Inhaltlich handelt der Text von einer Vergewaltigung. Formal wechselt er zwischen alphabetischer Liste, Essay und persönlichen Schilderungen. Der Grossteil der Jury gab positives Feedback. Am Ende erhielt Leupi einen der Neben-Preise, die im Rahmen der Veranstaltung verliehen werden: den mit 7'500 Euro dotierten 3sat-Preis.

Verringerte Teilnehmerzahl

Normalerweise nehmen 14 Autorinnen und Autoren am Wettbewerb teil. In diesem Jahr waren es nur zwölf. Helena Adler und Robert Prosser hatten kurzfristig absagen müssen.

Der verkleinerte Teilnehmerkreis mag der Jury einen früheren Feierabend ermöglicht haben. Gleichzeitig nahm er dem Wettbewerb aber auch ein wenig das Exzessive, das dem dreitägigen Literaturspektakel sonst innewohnt.

Viel Ich-Perspektive

Und wahrscheinlich hätten zwei weitere Lesende auch für eine grössere Vielfalt gesorgt: Fast alle Texte in diesem Jahr waren nämlich in Ich-Form geschrieben.
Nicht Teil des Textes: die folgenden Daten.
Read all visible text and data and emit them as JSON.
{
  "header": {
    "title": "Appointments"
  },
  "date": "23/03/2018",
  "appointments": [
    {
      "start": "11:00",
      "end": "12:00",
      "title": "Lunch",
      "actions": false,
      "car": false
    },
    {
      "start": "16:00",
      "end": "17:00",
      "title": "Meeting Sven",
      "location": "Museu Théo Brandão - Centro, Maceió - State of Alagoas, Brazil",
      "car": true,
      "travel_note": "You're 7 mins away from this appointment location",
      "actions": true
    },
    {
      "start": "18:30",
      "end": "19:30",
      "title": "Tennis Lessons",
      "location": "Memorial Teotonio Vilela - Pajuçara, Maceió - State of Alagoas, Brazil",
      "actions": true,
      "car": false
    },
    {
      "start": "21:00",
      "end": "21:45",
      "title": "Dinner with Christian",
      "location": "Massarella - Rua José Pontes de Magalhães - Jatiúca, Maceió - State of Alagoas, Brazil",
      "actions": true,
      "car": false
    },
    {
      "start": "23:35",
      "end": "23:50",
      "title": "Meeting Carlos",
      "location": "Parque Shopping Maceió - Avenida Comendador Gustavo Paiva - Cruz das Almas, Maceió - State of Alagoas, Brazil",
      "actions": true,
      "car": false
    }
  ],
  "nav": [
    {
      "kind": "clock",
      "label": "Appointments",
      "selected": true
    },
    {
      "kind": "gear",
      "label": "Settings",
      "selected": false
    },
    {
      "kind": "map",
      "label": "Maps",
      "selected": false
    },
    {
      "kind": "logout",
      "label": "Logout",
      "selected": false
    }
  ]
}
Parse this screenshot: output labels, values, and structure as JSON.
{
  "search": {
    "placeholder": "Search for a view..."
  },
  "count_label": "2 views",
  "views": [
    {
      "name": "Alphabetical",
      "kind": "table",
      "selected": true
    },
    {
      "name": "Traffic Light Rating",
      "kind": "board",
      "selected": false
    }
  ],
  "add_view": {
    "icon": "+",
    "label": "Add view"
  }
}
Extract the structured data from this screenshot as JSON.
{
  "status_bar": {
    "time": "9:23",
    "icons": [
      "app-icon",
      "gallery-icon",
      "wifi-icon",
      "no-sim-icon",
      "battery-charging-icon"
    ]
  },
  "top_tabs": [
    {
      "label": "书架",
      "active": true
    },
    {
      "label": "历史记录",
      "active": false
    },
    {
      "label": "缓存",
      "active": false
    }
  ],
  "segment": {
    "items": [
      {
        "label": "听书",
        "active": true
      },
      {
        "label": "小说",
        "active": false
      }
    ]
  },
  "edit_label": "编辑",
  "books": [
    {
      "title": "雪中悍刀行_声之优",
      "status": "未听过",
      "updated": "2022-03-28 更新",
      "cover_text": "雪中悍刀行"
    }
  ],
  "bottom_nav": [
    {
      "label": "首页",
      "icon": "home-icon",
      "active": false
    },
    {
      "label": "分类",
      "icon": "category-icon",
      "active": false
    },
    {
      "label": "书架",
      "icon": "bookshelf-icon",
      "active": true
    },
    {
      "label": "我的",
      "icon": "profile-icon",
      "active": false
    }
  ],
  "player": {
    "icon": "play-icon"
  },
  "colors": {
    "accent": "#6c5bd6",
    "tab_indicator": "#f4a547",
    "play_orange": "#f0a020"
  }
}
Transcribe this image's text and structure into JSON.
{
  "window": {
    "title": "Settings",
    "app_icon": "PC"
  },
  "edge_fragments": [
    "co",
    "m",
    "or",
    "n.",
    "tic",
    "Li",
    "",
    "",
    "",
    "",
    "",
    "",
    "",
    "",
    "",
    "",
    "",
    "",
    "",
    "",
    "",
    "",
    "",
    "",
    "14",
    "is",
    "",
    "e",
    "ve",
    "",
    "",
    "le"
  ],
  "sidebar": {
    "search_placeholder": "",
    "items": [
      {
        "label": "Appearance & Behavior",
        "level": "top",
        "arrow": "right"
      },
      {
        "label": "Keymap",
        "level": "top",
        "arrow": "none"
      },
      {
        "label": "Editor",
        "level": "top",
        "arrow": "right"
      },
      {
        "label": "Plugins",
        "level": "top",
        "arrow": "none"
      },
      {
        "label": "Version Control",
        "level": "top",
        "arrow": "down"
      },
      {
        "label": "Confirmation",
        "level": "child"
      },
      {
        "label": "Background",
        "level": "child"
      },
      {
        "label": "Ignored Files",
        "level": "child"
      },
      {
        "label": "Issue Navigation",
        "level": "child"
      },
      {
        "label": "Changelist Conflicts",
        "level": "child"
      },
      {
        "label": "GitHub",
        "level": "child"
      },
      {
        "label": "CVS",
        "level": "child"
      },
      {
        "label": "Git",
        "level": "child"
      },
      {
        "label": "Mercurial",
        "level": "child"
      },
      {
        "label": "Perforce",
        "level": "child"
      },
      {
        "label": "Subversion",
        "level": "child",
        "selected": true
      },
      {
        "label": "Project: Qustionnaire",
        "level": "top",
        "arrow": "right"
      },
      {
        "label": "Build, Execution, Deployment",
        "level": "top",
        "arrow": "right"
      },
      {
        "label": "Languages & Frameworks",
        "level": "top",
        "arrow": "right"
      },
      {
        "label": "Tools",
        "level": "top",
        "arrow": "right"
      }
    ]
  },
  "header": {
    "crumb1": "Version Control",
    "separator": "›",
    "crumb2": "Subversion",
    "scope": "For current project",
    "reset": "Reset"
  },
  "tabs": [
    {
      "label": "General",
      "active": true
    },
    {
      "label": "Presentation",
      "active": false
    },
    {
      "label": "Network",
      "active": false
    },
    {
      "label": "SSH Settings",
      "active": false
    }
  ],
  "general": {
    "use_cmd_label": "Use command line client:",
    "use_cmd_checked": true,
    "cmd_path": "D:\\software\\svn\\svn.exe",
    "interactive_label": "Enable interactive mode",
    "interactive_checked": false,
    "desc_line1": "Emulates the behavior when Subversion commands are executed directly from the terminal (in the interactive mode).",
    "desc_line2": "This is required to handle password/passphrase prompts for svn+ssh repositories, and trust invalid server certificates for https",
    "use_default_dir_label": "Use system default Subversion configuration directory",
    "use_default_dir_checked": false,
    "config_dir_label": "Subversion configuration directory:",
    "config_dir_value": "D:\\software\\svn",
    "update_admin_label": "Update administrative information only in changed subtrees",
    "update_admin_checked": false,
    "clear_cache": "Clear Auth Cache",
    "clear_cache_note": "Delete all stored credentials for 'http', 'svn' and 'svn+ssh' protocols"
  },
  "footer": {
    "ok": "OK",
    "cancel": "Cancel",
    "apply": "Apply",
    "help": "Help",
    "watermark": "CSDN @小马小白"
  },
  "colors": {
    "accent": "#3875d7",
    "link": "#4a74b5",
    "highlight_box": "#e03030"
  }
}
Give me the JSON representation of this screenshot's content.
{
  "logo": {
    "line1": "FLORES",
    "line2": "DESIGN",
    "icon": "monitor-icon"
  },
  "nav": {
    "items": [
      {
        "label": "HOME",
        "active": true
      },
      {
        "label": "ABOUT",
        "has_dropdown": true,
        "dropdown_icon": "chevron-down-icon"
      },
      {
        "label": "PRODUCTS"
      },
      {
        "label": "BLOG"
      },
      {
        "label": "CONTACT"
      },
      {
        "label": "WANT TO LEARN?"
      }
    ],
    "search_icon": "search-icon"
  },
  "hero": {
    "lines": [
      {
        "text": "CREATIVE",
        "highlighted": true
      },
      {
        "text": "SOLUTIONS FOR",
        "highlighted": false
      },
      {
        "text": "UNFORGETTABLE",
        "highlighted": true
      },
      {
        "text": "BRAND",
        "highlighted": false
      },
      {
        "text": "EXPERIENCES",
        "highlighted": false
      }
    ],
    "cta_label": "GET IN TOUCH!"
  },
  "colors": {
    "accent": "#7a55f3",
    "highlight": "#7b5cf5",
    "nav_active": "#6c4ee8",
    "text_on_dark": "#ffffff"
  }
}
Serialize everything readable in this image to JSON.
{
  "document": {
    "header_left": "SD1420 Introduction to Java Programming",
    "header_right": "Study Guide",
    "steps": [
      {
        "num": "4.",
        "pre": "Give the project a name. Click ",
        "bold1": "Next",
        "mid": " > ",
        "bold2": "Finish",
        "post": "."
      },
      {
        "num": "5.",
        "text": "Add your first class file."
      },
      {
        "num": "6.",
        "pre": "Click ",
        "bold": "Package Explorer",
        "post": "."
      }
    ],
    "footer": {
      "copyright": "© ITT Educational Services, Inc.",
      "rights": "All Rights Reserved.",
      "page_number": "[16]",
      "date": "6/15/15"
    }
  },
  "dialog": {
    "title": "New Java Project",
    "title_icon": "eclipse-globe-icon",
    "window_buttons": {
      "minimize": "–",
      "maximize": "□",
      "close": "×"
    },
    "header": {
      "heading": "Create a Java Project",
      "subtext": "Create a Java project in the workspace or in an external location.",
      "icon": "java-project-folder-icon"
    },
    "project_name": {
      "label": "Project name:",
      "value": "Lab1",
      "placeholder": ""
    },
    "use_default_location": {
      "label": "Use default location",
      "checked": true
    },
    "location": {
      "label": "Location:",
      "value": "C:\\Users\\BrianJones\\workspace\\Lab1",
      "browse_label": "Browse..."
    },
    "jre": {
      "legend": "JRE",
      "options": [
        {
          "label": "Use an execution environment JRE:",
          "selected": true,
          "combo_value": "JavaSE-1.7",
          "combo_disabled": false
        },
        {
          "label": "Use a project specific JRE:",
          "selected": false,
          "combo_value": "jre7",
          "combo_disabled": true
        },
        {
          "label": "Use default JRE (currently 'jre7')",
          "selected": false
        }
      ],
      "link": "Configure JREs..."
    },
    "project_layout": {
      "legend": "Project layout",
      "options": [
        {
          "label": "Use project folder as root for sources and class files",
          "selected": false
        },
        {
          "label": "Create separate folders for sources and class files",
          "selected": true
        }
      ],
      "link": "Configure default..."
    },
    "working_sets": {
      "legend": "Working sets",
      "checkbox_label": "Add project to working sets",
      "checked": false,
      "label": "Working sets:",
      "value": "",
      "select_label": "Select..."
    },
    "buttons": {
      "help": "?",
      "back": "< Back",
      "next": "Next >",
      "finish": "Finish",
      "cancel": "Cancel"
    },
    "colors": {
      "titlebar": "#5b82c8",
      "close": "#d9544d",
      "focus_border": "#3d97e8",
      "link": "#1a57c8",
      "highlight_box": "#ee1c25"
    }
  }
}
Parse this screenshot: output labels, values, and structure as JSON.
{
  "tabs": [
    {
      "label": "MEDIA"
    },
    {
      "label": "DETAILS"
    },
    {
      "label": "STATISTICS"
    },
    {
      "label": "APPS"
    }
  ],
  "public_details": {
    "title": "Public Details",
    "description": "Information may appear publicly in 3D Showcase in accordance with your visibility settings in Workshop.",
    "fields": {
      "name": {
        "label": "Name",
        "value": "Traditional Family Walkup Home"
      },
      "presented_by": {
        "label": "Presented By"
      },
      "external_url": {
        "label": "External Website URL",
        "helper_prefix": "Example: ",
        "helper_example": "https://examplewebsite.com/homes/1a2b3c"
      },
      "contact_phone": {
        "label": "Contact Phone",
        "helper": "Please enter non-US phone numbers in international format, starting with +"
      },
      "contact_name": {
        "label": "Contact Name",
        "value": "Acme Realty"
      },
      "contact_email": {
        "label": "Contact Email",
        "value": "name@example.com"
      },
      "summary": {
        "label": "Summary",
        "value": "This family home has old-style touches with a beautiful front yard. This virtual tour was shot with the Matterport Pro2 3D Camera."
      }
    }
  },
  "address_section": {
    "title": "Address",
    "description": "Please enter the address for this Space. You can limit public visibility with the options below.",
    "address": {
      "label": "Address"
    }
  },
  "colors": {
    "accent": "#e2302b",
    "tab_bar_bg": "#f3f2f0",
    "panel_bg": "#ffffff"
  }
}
Bis vor einiger Zeit beinahe verpönt, scheint diese Perspektive derzeit besonders vielen Autorinnen und Autoren anzusprechen. Ausserdem auffällig: Viele Texte spielten in sehr beengten Räumen.

Durchwachsene Qualität

2022 war ein überdurchschnittlich starker Jahrgang gewesen. Im Vergleich dazu war die Qualität in der aktuellen Ausgabe etwas durchwachsen.

Hinzukommt: Die Eröffnungsrede hat es den Teilnehmenden nicht leicht gemacht. Die ukrainische Schriftstellerin und Bachmann-Preisträgerin von 2018, Tanja Maljartschuk, hatte zu Beginn des Wettlesens über die Machtlosigkeit von Literatur im Angesicht des Krieges, den Russland gegen die Ukraine führt, gesprochen. Ihre Worte hatten einen enormen Nachhall.